Let's get to the fun part, the water!

It doesn't really matter that I've done it twice now, it is still slightly frightening taking a wheeled vehicle and just driving it right into the water. Super cool, but a little scary. Anyway, we got some nice skyline shots.

You'll see that Citgo sign again later, though from a different angle. Anyone who watches baseball probably recognizes it, though. And here a couple of other landmarks. This is as close as we would get to either the Hatch Shell (where the Boston Pops perform for July 4) or the Bunker Hill Monument.

Again, we intended to hit the Hatch Shell (and Cheers) when we went to the Public Gardens, but it was not meant to be. I know it doesn't look like much from the back, but the inside is beautiful. Our intention was to recreate this photo from 2003 with Luke in it with us, but we never made it. It is my only regret about this trip, but we were just too dog tired that day!

(July 4, 2003, our 5th wedding anniversary)

But we did get a zillion photos of this bridge. This is the Longfellow Bridge, formerly known as the Cambridge Bridge. According to Wikipedia
Construction began in July 1900, the bridge opened on August 3, 1906, and was formally dedicated on July 31, 1907. The Cambridge Bridge was renamed as the Longfellow Bridge in 1927 by the Massachusetts General Court for Henry Wadsworth Longfellow, who wrote about the West Boston Bridge in the poem "The Bridge", in 1845.

It is known locally as the "salt and pepper bridge" for the towers' obvious resemblance to table shakers. The seals above each ship are different, depending on which side of the river they are closer to: Boston or Cambridge.

The details on those ships are amazing, though. This first shot makes them look really flat.

But they're not, they are extremely dimensional.

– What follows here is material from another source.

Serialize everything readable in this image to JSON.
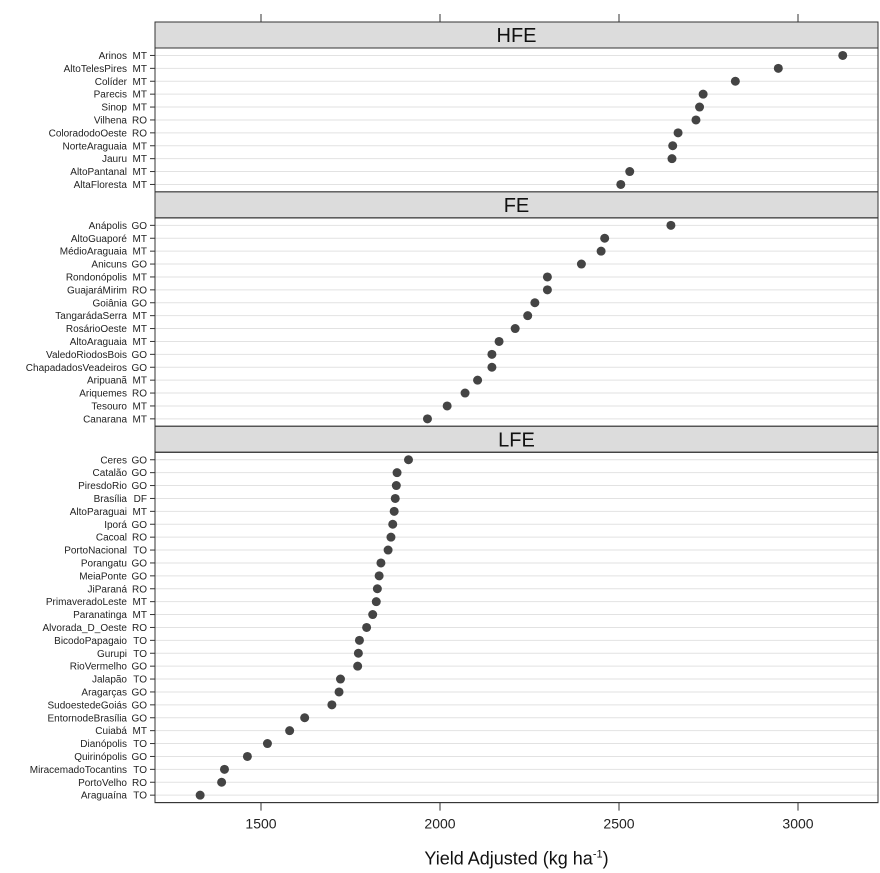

They are intended to look like Viking ships, honoring the supposed trip up the Charles River by Leif Ericson (a theory first proposed by a Harvard professor, according to our driver).

Here are some close up details.

The bridge is undergoing a ton of maintenance right now. There were these special metal plates hanging beneath the bridge to keep rust and debris from falling down on the Duck Boats. I took this shot just as we were coming out from under the bridge. Nice of the sailboat to add atmosphere!

Hey, anyone want to drive this thing? He thought you'd never ask! LOL (Luke had actually commented when we boarded, "maybe I can drive it!" But when we just nodded and said "maybe," he gave us the "yeah, right" look. Perhaps you should believe your parents sometimes, young padawan!)

The tour is about 90 minutes long (no stops, no getting on or off, though we did give Luke a snack). By the time we were back on land, Luke was really starting to fade. It had been a long day, expending lots of energy, and he'd been sitting for too long. At least we were dropped off less than two blocks from our hotel!

There was also an Uno's about another block up, so we popped in there for dinner before tucking in for the night. Dad got the Turkey Bacon Swiss, Mom had the Shrimp & Crab Fundoo, DH decided on the Personal Numero Uno, and I enjoyed the Mac & Three Cheese. We got Luke the kids thin cheese pizza, but he he didn't eat it at all. Not sure if he was just too tired or what. After that, we had to get him into bed, so we headed back to the hotel, while Mom and Dad went to the Public Library just around the corner. There would be a second excursion to the library later, so I'll save those pictures for then.